That's why I'm bothering everyone here asking a lot of questions
But I also learned about the defense in depth principle. So even if I (try to) validate the emailaddress a user has entered with a regex, I want or would like to double check and see if anything suspicious is being entered. (like a "multiparts*/s*mixed" or bcc:)
Because, maybe the regex I use is not sufficient? Regex's can be very hard, and I'm no regex expert, so maybe there's a small mistake somewhere in the email validation routine. Or maybe I made a mistake copy-pasting a piece of code (ok, that would be stupid. But we make mistakes, do we?).

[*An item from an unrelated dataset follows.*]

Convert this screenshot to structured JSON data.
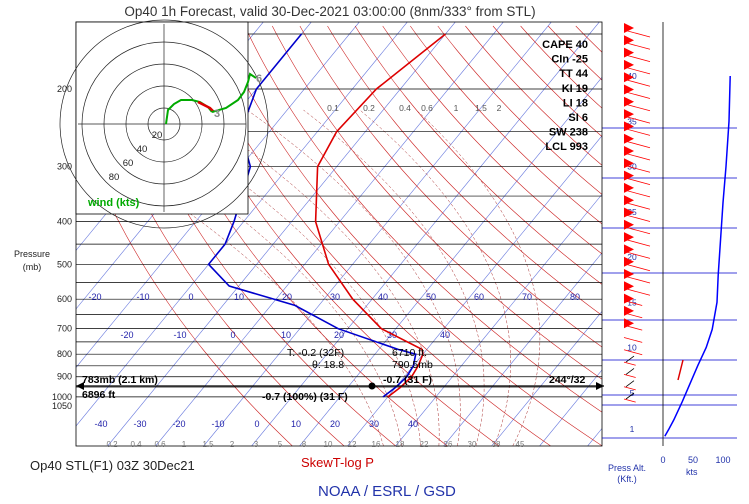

For example, if I look at the regex provided by ilovejackdaniels. http://www.ilovejackdaniels.com/php/ema ... alidation/
That was published 1 june 2004. Since then some people have commented on the code and found mistakes or errors. they were acknowledged by the author, and the regex was updated at some point. So at some time, and maybe even still at this time, the regex could be insufficient. In that case I would like to have a backup validation routine, checking for suspicious input or newlines etc.
(p.s. I'm not nitpicking on Dave, just using it as an example)
So, you are correct in saying that the solution "Just validate any user input" is simple. However, "Just validate any user input" is not so simple. As can be seen by the many many threads in which people discuss what's good or not, better or not.